Chapter 172: The Heavy Void
In the morning, Coop was treated to a simple breakfast made by someone with nearly 500 levels in cooking. They gave him two plates. The first had scrambled eggs, refried beans, and a salsa on the side, while the other had a small stack of warm flour tortillas. The cook warned him to take it easy with the salsa as it might be too spicy for him. Naturally, Coop treated the warning as a challenge.
The meal sounded basic, but once he took the first bite he practically lost control of his body, shoveling the food into his mouth with the tortillas. His mouth was numb halfway through the meal, and he was sweating, but he couldn’t even slow down. The meal was perfect in its simplicity, but the citrusy hot sauce with habaneros, garlic, onions, carrots, and he guessed orange juice transformed the delicious meal into an actual masterpiece that rivaled the food created with the extraordinary experience of Desmond back in the Clumsy Shark. There was something to be said about native Earthling cooking that he hoped to share with the contracted residents in Ghost Reef.
After Coop finished his meal, barely holding himself back from licking the plates to the amusement of the residents, the tracker led him on the first leg of their journey into the jungle.
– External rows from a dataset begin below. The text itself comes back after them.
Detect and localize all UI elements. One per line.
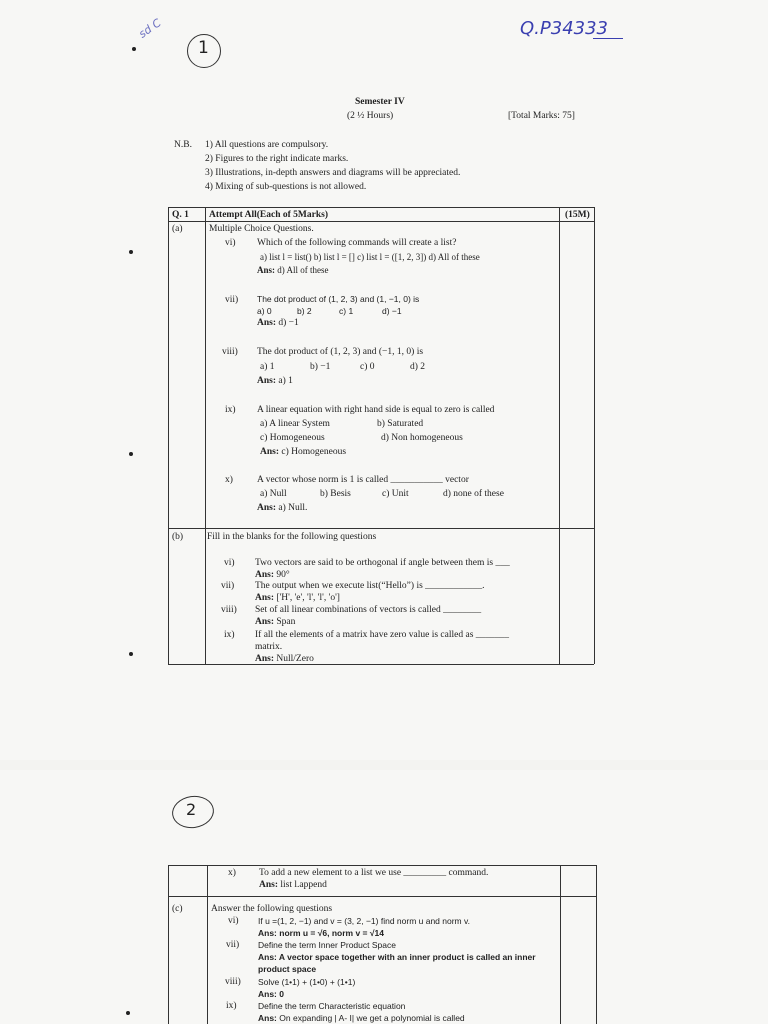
- nb-item: 1) All questions are compulsory.: [205, 140, 329, 150]
- punch-mark: [132, 47, 136, 51]
- option-a: a) A linear System: [260, 419, 330, 429]
- answer-label: Ans:: [255, 593, 275, 603]
- question-text: A linear equation with right hand side is equal to zero is called: [257, 405, 495, 415]
- nb-item: 3) Illustrations, in-depth answers and diagrams will be appreciated.: [205, 168, 461, 178]
- answer-text: d) All of these: [277, 265, 329, 275]
- option-d: d) Non homogeneous: [381, 433, 463, 443]
- question-text: Define the term Characteristic equation: [258, 1001, 406, 1011]
- nb-item: 4) Mixing of sub-questions is not allowed.: [205, 182, 367, 192]
- q1-title: Attempt All(Each of 5Marks): [209, 210, 328, 220]
- option-a: a) Null: [260, 489, 287, 499]
- answer-text-continued: product space: [258, 964, 317, 974]
- question-text: Define the term Inner Product Space: [258, 940, 396, 950]
- option-b: b) −1: [310, 362, 331, 372]
- question-number: viii): [222, 347, 238, 357]
- option-b: b) Saturated: [377, 419, 424, 429]
- answer-text: a) Null.: [278, 503, 308, 513]
- question-text: Which of the following commands will create a list?: [257, 238, 457, 248]
- question-text: If u =(1, 2, −1) and v = (3, 2, −1) find norm u and norm v.: [258, 916, 470, 926]
- answer-text: Span: [276, 617, 296, 627]
- section-c-title: Answer the following questions: [211, 904, 333, 914]
- question-number: vi): [225, 238, 236, 248]
- option-c: c) Unit: [382, 489, 409, 499]
- question-number: ix): [226, 1001, 237, 1011]
- question-number: x): [228, 868, 236, 878]
- question-options: a) list l = list() b) list l = [] c) list l = ([1, 2, 3]) d) All of these: [260, 252, 480, 262]
- question-number: vi): [224, 558, 235, 568]
- question-number: ix): [225, 405, 236, 415]
- question-text: Set of all linear combinations of vectors is called ________: [255, 605, 482, 615]
- question-number: viii): [225, 977, 241, 987]
- answer-text: Null/Zero: [276, 654, 314, 664]
- answer-label: Ans:: [257, 265, 276, 275]
- answer-text: 90°: [276, 570, 290, 580]
- question-text: The dot product of (1, 2, 3) and (−1, 1, 0) is: [257, 347, 424, 357]
- section-a-title: Multiple Choice Questions.: [209, 224, 314, 234]
- question-text: To add a new element to a list we use _________ command.: [259, 868, 489, 878]
- punch-mark: [129, 452, 133, 456]
- handwritten-note: sd C: [136, 16, 164, 41]
- option-d: d) none of these: [443, 489, 504, 499]
- paper-code-underline: [593, 38, 623, 39]
- question-number: vii): [225, 295, 239, 305]
- option-a: a) 1: [260, 362, 275, 372]
- question-number: vii): [221, 581, 235, 591]
- question-text-continued: matrix.: [255, 642, 283, 652]
- duration: (2 ½ Hours): [347, 111, 394, 121]
- answer-label: Ans:: [255, 570, 275, 580]
- answer-text: list l.append: [280, 880, 327, 890]
- q1-label: Q. 1: [172, 210, 189, 220]
- option-b: b) 2: [297, 306, 312, 316]
- question-number: ix): [224, 630, 235, 640]
- question-text: The dot product of (1, 2, 3) and (1, −1, 0) is: [257, 294, 420, 304]
- option-b: b) Besis: [320, 489, 351, 499]
- answer-label: Ans:: [257, 503, 277, 513]
- question-number: vi): [228, 916, 239, 926]
- answer-label: Ans:: [260, 447, 280, 457]
- section-c-label: (c): [172, 904, 183, 914]
- answer-label: Ans:: [255, 617, 275, 627]
- page-two: [0, 770, 768, 1024]
- answer-text: c) Homogeneous: [281, 447, 347, 457]
- section-a-label: (a): [172, 224, 183, 234]
- page-number: 1: [198, 38, 209, 58]
- option-c: c) 1: [339, 306, 354, 316]
- answer-text: On expanding | A- I| we get a polynomial is called: [279, 1013, 465, 1023]
- question-number: vii): [226, 940, 240, 950]
- punch-mark: [126, 1011, 130, 1015]
- question-text: A vector whose norm is 1 is called ___________ vector: [257, 475, 469, 485]
- option-d: d) −1: [382, 306, 402, 316]
- answer-text: Ans: norm u = √6, norm v = √14: [258, 928, 385, 938]
- question-text: The output when we execute list(“Hello”) is ____________.: [255, 581, 485, 591]
- total-marks: [Total Marks: 75]: [508, 111, 575, 121]
- nb-label: N.B.: [174, 140, 192, 150]
- paper-code: Q.P34333: [520, 18, 609, 39]
- option-a: a) 0: [257, 306, 272, 316]
- nb-item: 2) Figures to the right indicate marks.: [205, 154, 349, 164]
- answer-label: Ans:: [257, 376, 277, 386]
- answer-label: Ans:: [257, 318, 277, 328]
- semester-title: Semester IV: [355, 97, 405, 107]
- option-c: c) Homogeneous: [260, 433, 325, 443]
- question-number: viii): [221, 605, 237, 615]
- punch-mark: [129, 652, 133, 656]
- answer-label: Ans:: [259, 880, 279, 890]
- answer-text: Ans: A vector space together with an inner product is called an inner: [258, 952, 536, 962]
- page-number: 2: [186, 800, 197, 819]
- question-number: x): [225, 475, 233, 485]
- section-b-title: Fill in the blanks for the following questions: [207, 532, 377, 542]
- option-d: d) 2: [410, 362, 426, 372]
- answer-text: ['H', 'e', 'l', 'l', 'o']: [276, 593, 340, 603]
- option-c: c) 0: [360, 362, 375, 372]
- question-text: If all the elements of a matrix have zero value is called as _______: [255, 630, 510, 640]
- punch-mark: [129, 250, 133, 254]
- question-text: Two vectors are said to be orthogonal if angle between them is ___: [255, 558, 510, 568]
- answer-text: a) 1: [278, 376, 293, 386]
- answer-text: d) −1: [278, 318, 299, 328]
- answer-label: Ans:: [255, 654, 275, 664]
- section-b-label: (b): [172, 532, 184, 542]
- answer-label: Ans:: [258, 1013, 277, 1023]
- answer-text: Ans: 0: [258, 989, 284, 999]
- q1-marks: (15M): [565, 210, 590, 220]
- question-text: Solve (1•1) + (1•0) + (1•1): [258, 977, 356, 987]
Leaving the town behind, they headed inland, away from the coast.
At first they followed the main road exiting Corozal, where cars would have driven in the past, but after only a brief time, they veered off the worn pavement. The tracker followed access roads that only a local would know were public or private, spread between what were previously farm fields and were now populated by dense brush taller than Coop’s head. Islands of even taller trees crowded the fields, overlapping in some areas, and demonstrating how the forest would reclaim the land and provide the Primal Constructs with an avenue to further encroach on the outpost’s territory. The intertwining canopies were thick with sturdy branches for the monsters to latch their arms to, and the tracker warned him to keep his eyes up when they were near the trees.
The paths that the two walked were composed of reddish brown crusted mud. The trail was filled with steady footprints that eventually had Coop wondering about the traffic. They overlapped such that Coop would have guessed crowds of people were frequently making the same trip that they were, but the tracker dispelled Coop’s theory by claiming them as his own.
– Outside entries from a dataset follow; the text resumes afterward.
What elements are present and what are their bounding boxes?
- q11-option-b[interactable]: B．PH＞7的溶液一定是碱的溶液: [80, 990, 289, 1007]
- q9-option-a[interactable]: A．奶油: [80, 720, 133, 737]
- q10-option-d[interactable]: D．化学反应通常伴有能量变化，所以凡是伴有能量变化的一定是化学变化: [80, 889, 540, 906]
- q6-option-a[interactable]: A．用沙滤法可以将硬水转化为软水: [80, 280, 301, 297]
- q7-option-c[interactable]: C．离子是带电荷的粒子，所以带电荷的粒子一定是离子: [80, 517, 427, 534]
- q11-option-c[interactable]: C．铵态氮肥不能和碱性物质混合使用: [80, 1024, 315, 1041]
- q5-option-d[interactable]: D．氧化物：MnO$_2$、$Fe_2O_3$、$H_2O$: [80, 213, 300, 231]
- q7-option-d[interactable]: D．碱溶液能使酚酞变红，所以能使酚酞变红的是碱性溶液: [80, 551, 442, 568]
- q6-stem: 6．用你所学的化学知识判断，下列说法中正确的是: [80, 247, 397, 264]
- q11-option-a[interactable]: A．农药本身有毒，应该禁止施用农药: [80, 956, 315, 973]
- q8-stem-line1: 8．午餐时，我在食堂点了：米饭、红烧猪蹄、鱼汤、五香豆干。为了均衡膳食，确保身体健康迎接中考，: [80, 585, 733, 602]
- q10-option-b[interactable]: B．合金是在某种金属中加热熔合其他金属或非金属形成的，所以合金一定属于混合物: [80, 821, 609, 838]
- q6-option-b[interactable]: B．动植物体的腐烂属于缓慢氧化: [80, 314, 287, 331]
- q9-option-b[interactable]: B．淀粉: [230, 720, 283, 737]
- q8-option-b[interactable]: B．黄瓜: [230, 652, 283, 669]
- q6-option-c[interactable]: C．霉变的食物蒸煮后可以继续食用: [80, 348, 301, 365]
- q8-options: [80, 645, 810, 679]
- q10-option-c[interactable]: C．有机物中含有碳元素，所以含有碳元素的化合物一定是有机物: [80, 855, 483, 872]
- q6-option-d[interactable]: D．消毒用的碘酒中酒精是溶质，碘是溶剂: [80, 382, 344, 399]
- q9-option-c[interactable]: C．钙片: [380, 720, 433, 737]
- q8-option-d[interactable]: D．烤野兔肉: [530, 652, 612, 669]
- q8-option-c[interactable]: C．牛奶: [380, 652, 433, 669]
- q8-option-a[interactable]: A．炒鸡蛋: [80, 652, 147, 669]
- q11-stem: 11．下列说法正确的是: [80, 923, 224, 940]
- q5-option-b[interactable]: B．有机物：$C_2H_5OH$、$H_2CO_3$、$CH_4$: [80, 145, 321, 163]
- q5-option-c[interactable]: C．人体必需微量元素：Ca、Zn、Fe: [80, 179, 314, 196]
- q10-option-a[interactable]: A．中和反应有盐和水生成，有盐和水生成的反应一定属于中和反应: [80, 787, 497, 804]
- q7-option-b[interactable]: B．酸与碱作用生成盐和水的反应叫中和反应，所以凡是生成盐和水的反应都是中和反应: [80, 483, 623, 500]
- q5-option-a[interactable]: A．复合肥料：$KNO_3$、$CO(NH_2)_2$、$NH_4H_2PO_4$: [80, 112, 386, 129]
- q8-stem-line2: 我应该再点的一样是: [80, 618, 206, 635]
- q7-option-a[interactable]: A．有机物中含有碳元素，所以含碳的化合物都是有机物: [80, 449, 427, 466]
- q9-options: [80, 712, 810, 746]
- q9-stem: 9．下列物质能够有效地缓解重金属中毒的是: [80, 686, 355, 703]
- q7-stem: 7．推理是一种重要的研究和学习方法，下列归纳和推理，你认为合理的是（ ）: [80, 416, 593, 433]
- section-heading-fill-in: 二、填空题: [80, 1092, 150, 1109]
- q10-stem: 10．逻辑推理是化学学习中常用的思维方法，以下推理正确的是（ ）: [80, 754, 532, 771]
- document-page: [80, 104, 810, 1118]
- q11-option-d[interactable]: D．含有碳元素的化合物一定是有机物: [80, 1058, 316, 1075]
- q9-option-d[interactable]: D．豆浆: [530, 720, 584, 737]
“My regular route.” The man briefly explained after Coop had noticed the tracks.
They were following the man’s frequent stomping grounds. Previously, he used to travel the winding farm roads while avoiding monsters, but in the recent weeks he had been leaving less frequently and when he did, much shorter distances. Things had grown too dangerous in the region, and there were few destinations worth visiting that he had the capacity to reach.
It didn’t take long for the pair to leave the wider path and enter thicker and thicker forest. Apparently, they had once been more farms, specializing in various fruits and trees, and they had been ripe for mana to empower the trees for the forest to reclaim. A few miles out and they were already on hiking trails that were only wide enough for them to move in single file, with the more dangerous canopies on both sides. The Tracker took the lead, trusting his senses even more than Coop believed in Presence of Mind.
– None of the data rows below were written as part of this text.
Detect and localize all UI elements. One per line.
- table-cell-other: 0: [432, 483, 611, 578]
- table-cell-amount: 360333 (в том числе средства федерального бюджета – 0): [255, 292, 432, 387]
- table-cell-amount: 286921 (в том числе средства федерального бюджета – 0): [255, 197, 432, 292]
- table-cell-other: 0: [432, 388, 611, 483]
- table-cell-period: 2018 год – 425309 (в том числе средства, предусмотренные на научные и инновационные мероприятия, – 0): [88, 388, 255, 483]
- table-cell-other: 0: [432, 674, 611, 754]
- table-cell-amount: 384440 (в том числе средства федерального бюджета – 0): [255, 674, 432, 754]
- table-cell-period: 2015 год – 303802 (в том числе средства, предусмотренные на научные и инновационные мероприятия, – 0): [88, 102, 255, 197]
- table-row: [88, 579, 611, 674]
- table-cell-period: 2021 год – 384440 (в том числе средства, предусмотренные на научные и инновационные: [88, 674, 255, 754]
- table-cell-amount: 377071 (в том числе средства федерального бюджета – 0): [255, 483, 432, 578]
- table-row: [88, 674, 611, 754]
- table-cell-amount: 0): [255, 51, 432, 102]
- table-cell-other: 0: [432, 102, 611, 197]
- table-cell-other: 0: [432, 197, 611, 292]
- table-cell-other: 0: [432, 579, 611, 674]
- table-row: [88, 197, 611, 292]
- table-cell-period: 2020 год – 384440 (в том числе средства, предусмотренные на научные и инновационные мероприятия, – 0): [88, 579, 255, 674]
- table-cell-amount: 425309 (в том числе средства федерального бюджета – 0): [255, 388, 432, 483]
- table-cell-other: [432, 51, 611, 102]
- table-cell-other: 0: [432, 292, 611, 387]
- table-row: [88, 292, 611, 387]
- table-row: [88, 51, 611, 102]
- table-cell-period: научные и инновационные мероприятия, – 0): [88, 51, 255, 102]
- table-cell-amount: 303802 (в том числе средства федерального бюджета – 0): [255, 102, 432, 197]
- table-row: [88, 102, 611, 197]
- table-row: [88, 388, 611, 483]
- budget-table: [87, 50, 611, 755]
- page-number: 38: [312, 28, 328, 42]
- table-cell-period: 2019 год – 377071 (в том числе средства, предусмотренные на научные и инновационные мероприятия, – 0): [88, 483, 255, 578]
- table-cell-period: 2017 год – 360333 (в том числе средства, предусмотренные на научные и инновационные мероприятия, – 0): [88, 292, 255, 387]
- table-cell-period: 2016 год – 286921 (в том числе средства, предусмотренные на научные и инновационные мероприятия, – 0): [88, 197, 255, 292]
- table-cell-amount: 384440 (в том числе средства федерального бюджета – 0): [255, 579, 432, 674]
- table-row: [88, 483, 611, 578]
As the sun rose, so did the temperature. By the late morning, it was hot enough that Coop was daydreaming about the beach while he followed in the other man’s footsteps. As fast as they moved, it wasn’t enough to counteract the lack of a comfortable breeze. All of the wind was smothered by the leafy vegetation around them. The heat blurred the trail in front of them, evaporating whatever was left of the night’s rain and turning the humidity into something Coop was willing to curse. Their footprints were baked into the surface as they moved, adding to the tracker’s past footsteps.
The trail may have been bordered by tall grasses and broad-leafed plants, but it was in direct sunlight as far as the eye could see. In fact, the tracker had specifically selected the route due to that gap in the canopy. The Tracker preferred lanes where the trees did not encroach the trail, minimizing the threat of Primal Construct ambush. Coop thought it made sense for the non-combatant.
Apparently, most of the Yucatan peninsula was occupied by the relatively predictable Ruin Nebulas, but elsewhere, the jungles had stalkers that hunted people. The tracker’s lesson was simple. The jungle was always dangerous. Coop took the warning for what it was, minimizing how much like a tourist he behaved, but secretly, he felt excitement at the potential variety of monsters. It meant that different areas had different environments worth being cautious towards, but also that there was a chance for Coop to work on more Slayer titles.
The tracker wore a loose poncho with a wide-brimmed hat to keep the sun off and a pair of frayed hiking boots that kept him moving forward at a brisk pace. Coop was sweating to keep up, but he wasn’t particularly pressed. It wasn’t anything like doing hours of suicide sprints on the sandy beaches of Ghost Reef, but he still wondered if Salvation would conjure up a parasol to protect his skin as he followed along, wiping the sweat from his brow.